QUITO,
November 13 (PL).—Student leaders from some 20
nations are today discussing here the problems and
challenges of youth in the 15th Latin American and
Caribbean Congress of Students (LACCS).
The close to 3,000 delegates are to
meet in commissions to look at current issues such
as regional unity, the anti-imperialist struggle,
rejecting U.S. militarist policies and the making of
new human beings.
Under the slogan "United, Latin
America will win," the Congress includes an anti-imperialist
tribunal, which will hear testimonies of human
rights violations and of the unjust incarceration of
five Cubans for combating terrorism.
Irma González, the daughter of René
González, one of the five anti-terrorist fighters,
affirmed that she is to describe how her father and
the four other comrades were sentenced to terms of
up to double life in a rigged trial full of
arbitrariness.
At last night’s opening of the
conference, Sebastián Cevallos, president of the
Ecuadorian Federation of University Students (FEUE),
highlighted the need for young people to move into
the vanguard of the regional integration process.
He noted that crises, poverty and
destitution more than ever link the peoples of Latin
America and that this 15th Congress must pose the
challenges for youth in the current circumstances.
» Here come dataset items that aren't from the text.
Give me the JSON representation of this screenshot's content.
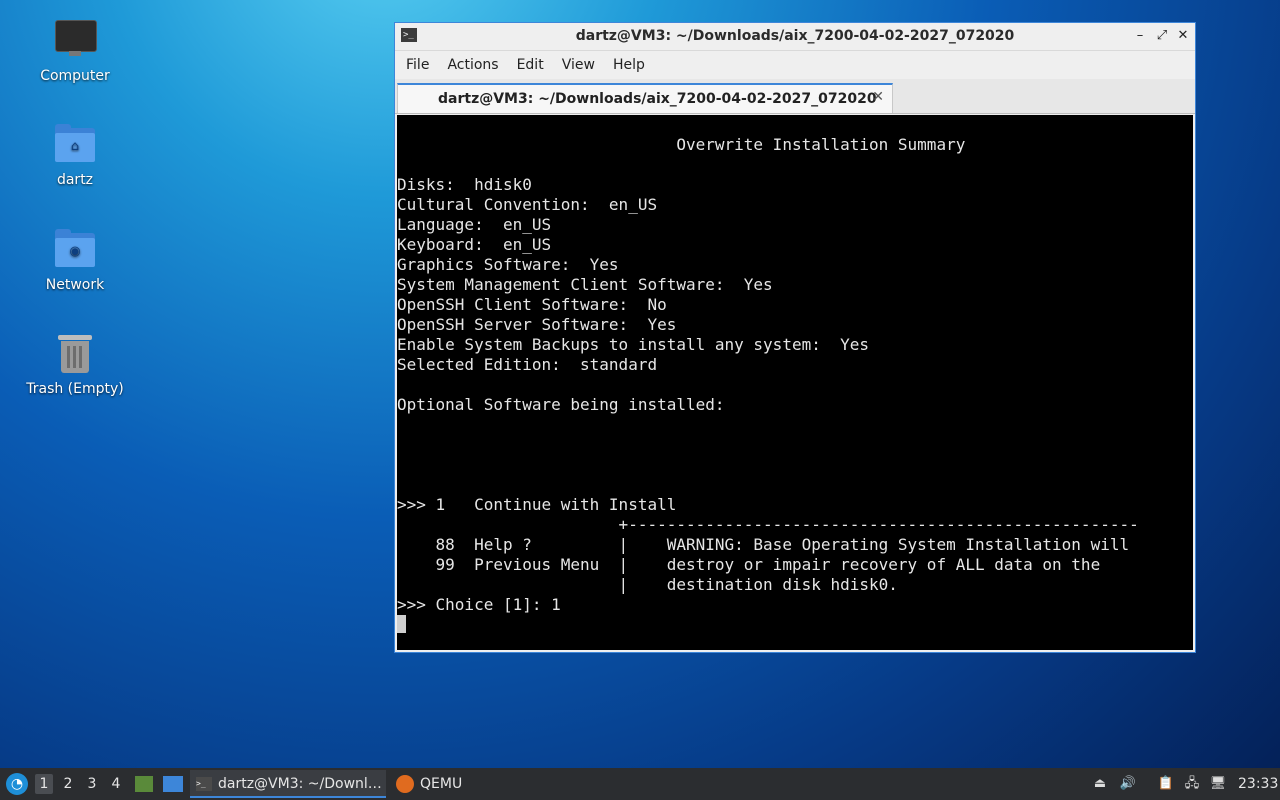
{
  "desktop": {
    "icons": [
      {
        "label": "Computer",
        "icon": "computer-icon"
      },
      {
        "label": "dartz",
        "icon": "home-folder-icon"
      },
      {
        "label": "Network",
        "icon": "network-folder-icon"
      },
      {
        "label": "Trash (Empty)",
        "icon": "trash-icon"
      }
    ]
  },
  "window": {
    "title": "dartz@VM3: ~/Downloads/aix_7200-04-02-2027_072020",
    "menu": [
      "File",
      "Actions",
      "Edit",
      "View",
      "Help"
    ],
    "tab_title": "dartz@VM3: ~/Downloads/aix_7200-04-02-2027_072020",
    "controls": {
      "minimize": "–",
      "maximize": "⤢",
      "close": "✕"
    }
  },
  "terminal": {
    "lines": [
      "                             Overwrite Installation Summary",
      "",
      "Disks:  hdisk0",
      "Cultural Convention:  en_US",
      "Language:  en_US",
      "Keyboard:  en_US",
      "Graphics Software:  Yes",
      "System Management Client Software:  Yes",
      "OpenSSH Client Software:  No",
      "OpenSSH Server Software:  Yes",
      "Enable System Backups to install any system:  Yes",
      "Selected Edition:  standard",
      "",
      "Optional Software being installed:",
      "",
      "",
      "",
      "",
      ">>> 1   Continue with Install",
      "                       +-----------------------------------------------------",
      "    88  Help ?         |    WARNING: Base Operating System Installation will",
      "    99  Previous Menu  |    destroy or impair recovery of ALL data on the",
      "                       |    destination disk hdisk0.",
      ">>> Choice [1]: 1"
    ]
  },
  "taskbar": {
    "workspaces": [
      "1",
      "2",
      "3",
      "4"
    ],
    "tasks": [
      {
        "label": "dartz@VM3: ~/Downl…",
        "icon": "terminal-icon"
      },
      {
        "label": "QEMU",
        "icon": "qemu-icon"
      }
    ],
    "clock": "23:33"
  }
}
Cevallos called on youth to take the
route of change, of the transformation of the
peoples to attain a free and sovereign region.
Organized by the Continental
Organization of Latin American and Caribbean
Students (OCLAE), the meeting brings together
students from Argentina, Chile, Brazil, Peru,
Colombia, Venezuela, Nicaragua, Guatemala, Haiti,
Cuba, the United States, Mexico, Panama and Ecuador.
Founded in 1966, the OCLAE is
presided over by the Cuban Federation of University
Students, and groups together 38 organizations.